Benim kuşağımın bayram anıları içinde, çoğunlukla, ertesi sabah erken uyandığında hemen giymek hevesiyle yatarken başucuna konan, bayramlık ayakkabı öyküsü yer alır.
Benim de öyle bir siyah rugan ayakkabı anım var sanıyorum, ama emin değilim. Bazen insan bir şeyi anımsar gibi oluyor, ama sonra anlıyor ki o olay hiç olmamış, tıpkı kesilen ayağın yerinde duyulan ağrı gibi.
Örneğin Galatasaray’ın ilkokulunda iken, bizim sınıfa müfettiş olarak gelen ünlü yazar Reşat Nuri Güntekin, capcanlı gözümün önünde, ama sınıf arkadaşlarımdan hiçbiri olayı onaylamadı. Sonunda anladım ki, böyle bir olay hiç olmamış. Peki, bendeki o görüntü nereden çıktı?
Bayramlık ayakkabı öyküsü de öyle, yetmiş yıl önceki yatağımın başucunda duran siyah rugan bir tokalı ayakkabı görüntüsü var.
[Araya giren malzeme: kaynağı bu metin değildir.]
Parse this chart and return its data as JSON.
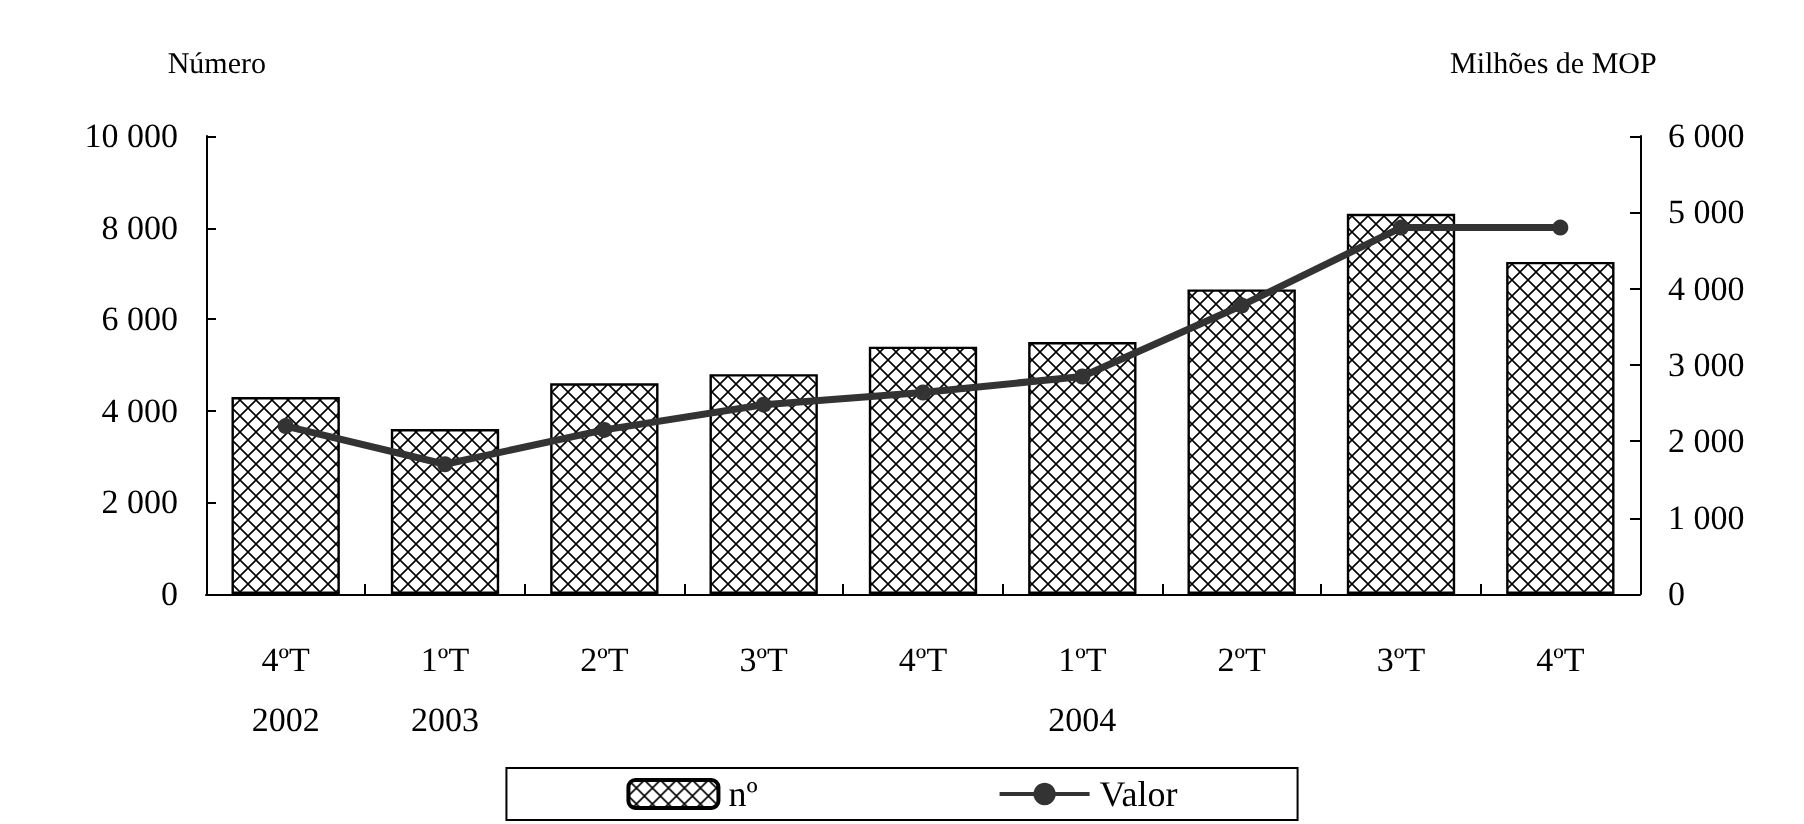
{
  "chart_data": {
    "type": "bar",
    "ylabel": "Número",
    "y2label": "Milhões de MOP",
    "categories": [
      "4ºT\n2002",
      "1ºT\n2003",
      "2ºT",
      "3ºT",
      "4ºT",
      "1ºT\n2004",
      "2ºT",
      "3ºT",
      "4ºT"
    ],
    "series": [
      {
        "name": "nº",
        "color": "#000000",
        "values": [
          4300,
          3600,
          4600,
          4800,
          5400,
          5500,
          6650,
          8300,
          7250
        ]
      },
      {
        "name": "Valor",
        "type": "line",
        "axis": "y2",
        "color": "#333333",
        "marker": "circle",
        "values": [
          2200,
          1700,
          2150,
          2480,
          2640,
          2850,
          3780,
          4800,
          4800
        ]
      }
    ],
    "ylim": [
      0,
      10000
    ],
    "yticks": [
      0,
      2000,
      4000,
      6000,
      8000,
      10000
    ],
    "y2lim": [
      0,
      6000
    ],
    "y2ticks": [
      0,
      1000,
      2000,
      3000,
      4000,
      5000,
      6000
    ],
    "legend": "bottom",
    "grid": false
  }
}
Ama bunun gerçekliğinden kuşkuluyum.
Ama aynı yıllarda bir bayram günü verilen, öküz gözü tabir edilen büyük nikel on kuruşluğu, biraz sonra sokağa çıkıp dondurmaya tahvil etmeyi beklerken, sırtüstü yattığım yerde tükürükleyip alnıma yapıştırmaya çalışırken boğazıma kaçtığı, boğulmama ramak kalmışken, Mahmut amcanın ayaklarımdan tutup, tepe aşağı sallandırmasıyla kurtulduğum gerçektir.
***
Bayramların geleneksel alışkanlıklarından biri de eski bayramları anmaktır.
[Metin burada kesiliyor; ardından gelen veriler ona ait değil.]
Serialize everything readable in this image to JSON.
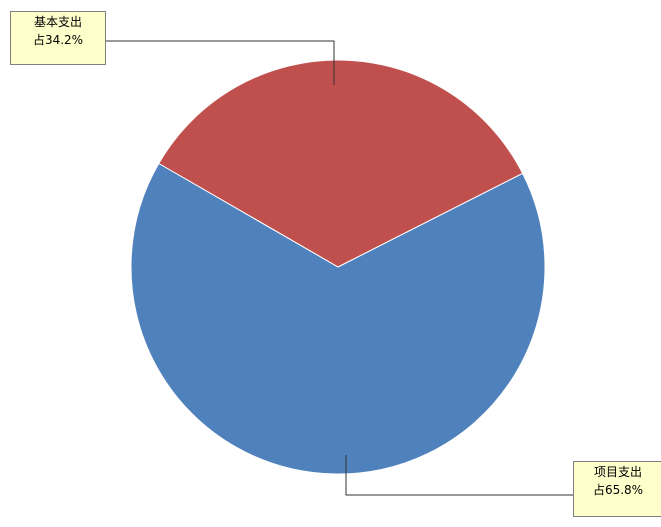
{
  "chart_data": {
    "type": "pie",
    "slices": [
      {
        "label": "基本支出",
        "value": 34.2,
        "value_label": "占34.2%",
        "color": "#c0504d"
      },
      {
        "label": "项目支出",
        "value": 65.8,
        "value_label": "占65.8%",
        "color": "#4f81bd"
      }
    ],
    "start_angle_deg": 300,
    "legend": "none"
  }
}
Gazeteciliğe ilk başladığım günlerde, bir yandan dış politika yazıları yazarken bir yandan da, enginarın kararmaması için ne yapmak gerektiğinden tutun, yeşil salatanın mikroplarının öldürülmesi için sirkeli suya yatırılmasına kadar türlü pratik bilgiyi içeren, magazinlerden günlük fala kadar envai çeşit yazı yazardım. Bir keresinde de, Akşam gazetesini açıp, “Bakalım bugünkü falımız neymiş?” diye bir gün önce kendi yazdığım yazıyı okuduğumu hiç unutmam.